Diário de Amália, talvez 1 de Outubro, dia internacional do idoso
Aparentava ter quase oitenta anos, embora dele o povo pudesse dizer que era enxuto de carnes. Tinha um cabelo grisalho ondulado e pequeno a cobrir-lhe uma cabeça bonita, direita, que nos mirava de frente, sem vergonhas nem sobrancerias. Uns óculos discretos, com aros finos de metal, interpunham-se entre nós e uns olhos azuis muito claros, da cor da água. Duas alianças de ouro no anelar esquerdo revelavam viuvez ou casamento duradoiro. Vestia umas calças castanhas claras com um corte bonito, uma camisa com quadrados pequenos e um casaco aprimorado de camurça. Quando quis ver as horas mostrou um relógio clássico, sóbrio, redondo, e que lhe assentava elegantemente no pulso. Tudo no engenheiro António Miranda (que se tinha apresentado sem título profissional) revelava distinção, riqueza discreta, educação. Uma das raparigas, mais dada a coisas do desporto - ou das memórias -, afiançou que ele tinha alcançado posições de destaque no ténis e na vela.

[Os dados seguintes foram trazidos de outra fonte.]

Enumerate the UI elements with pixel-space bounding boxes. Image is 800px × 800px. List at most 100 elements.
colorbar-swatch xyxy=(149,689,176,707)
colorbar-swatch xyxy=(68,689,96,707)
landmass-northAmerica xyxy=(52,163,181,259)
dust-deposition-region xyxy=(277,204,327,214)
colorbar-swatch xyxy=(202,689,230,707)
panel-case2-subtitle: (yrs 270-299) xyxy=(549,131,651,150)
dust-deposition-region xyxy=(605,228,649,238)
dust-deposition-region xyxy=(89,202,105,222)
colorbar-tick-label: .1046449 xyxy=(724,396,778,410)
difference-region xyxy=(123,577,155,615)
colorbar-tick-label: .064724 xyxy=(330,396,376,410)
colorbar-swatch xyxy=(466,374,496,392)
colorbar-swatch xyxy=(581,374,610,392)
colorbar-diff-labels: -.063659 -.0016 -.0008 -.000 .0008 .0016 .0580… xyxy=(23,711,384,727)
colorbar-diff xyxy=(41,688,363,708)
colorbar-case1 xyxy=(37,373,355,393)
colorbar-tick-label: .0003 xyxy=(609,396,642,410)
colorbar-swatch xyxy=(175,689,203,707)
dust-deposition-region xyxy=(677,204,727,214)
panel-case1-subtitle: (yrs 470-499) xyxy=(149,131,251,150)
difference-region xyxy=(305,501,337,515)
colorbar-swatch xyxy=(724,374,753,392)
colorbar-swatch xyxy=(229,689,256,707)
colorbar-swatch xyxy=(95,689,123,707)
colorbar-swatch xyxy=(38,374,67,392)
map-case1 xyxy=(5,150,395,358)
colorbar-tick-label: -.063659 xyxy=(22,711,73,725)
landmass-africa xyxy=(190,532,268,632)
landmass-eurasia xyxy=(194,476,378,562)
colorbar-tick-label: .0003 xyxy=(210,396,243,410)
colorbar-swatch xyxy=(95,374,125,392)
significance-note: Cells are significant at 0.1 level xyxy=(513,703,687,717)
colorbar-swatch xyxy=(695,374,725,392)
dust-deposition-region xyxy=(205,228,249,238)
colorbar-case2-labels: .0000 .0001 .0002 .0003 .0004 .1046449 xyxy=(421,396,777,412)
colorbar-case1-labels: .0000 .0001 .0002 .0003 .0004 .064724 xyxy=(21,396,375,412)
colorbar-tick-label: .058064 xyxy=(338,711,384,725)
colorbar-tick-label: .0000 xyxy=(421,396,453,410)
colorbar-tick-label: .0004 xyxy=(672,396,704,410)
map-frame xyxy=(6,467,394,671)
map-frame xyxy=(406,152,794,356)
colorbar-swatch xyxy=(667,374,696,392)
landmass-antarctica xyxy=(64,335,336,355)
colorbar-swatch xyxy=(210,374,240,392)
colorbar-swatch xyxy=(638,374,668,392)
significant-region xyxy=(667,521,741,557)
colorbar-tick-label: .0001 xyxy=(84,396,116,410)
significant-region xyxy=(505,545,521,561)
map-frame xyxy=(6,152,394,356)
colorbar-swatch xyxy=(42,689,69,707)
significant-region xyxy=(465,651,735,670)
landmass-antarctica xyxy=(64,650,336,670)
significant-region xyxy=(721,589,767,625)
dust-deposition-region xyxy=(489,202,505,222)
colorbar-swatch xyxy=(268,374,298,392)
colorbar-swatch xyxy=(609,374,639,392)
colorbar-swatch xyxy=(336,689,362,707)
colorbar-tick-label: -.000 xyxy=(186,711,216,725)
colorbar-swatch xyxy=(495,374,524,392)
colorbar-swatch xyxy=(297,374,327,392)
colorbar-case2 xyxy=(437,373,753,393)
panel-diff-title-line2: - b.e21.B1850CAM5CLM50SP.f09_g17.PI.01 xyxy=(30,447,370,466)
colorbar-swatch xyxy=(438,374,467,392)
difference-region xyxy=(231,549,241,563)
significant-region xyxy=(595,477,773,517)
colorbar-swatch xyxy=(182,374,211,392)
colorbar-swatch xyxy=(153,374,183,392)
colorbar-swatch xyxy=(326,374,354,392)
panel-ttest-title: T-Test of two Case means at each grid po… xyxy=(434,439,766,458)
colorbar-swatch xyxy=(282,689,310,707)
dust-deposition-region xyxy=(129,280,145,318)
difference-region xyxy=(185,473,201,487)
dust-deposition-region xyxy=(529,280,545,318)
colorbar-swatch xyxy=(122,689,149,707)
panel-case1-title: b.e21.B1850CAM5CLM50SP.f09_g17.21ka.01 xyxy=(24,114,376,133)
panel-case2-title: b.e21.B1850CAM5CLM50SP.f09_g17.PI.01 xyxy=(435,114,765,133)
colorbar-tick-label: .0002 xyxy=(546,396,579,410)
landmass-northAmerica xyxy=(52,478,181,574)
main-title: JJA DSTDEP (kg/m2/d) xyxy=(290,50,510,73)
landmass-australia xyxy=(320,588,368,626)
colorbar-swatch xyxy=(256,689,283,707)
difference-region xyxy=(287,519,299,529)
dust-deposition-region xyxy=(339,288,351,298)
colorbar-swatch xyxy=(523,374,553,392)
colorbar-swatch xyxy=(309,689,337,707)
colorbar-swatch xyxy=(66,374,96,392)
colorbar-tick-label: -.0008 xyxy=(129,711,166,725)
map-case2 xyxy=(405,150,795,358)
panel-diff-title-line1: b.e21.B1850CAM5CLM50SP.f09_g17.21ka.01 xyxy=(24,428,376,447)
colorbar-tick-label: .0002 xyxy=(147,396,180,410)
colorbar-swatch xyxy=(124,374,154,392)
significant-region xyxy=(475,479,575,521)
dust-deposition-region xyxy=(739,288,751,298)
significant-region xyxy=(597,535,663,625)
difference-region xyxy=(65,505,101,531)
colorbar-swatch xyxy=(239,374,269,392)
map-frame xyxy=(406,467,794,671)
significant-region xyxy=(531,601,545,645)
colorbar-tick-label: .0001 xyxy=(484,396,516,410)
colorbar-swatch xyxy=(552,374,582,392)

Cumprimentou-me amavelmente, e só uma pessoa muito experimentada como eu se podia ter apercebido do pequeníssimo espanto perante a minha cicatriz no olho e a minha deficiência no andar. Disfarçou imediatamente, revelando que tinha aprendido uma lição importante quando era pequeno: não se olha para as pessoas que são diferentes.
As raparigas entravam e saíam, cumprimentavam o cliente e faziam-lhe um sorriso. Estou certa de que entre todas perpassou uma ideia que as dividia: estar com um cavalheiro daquela idade – mas também daquela elegância -, era uma aventura ou o cumprimento exclusivo de um trabalho? Tenho ainda a certeza de que algumas pensariam, num misto de susto e piada menos própria: e se ele nos morre em cima?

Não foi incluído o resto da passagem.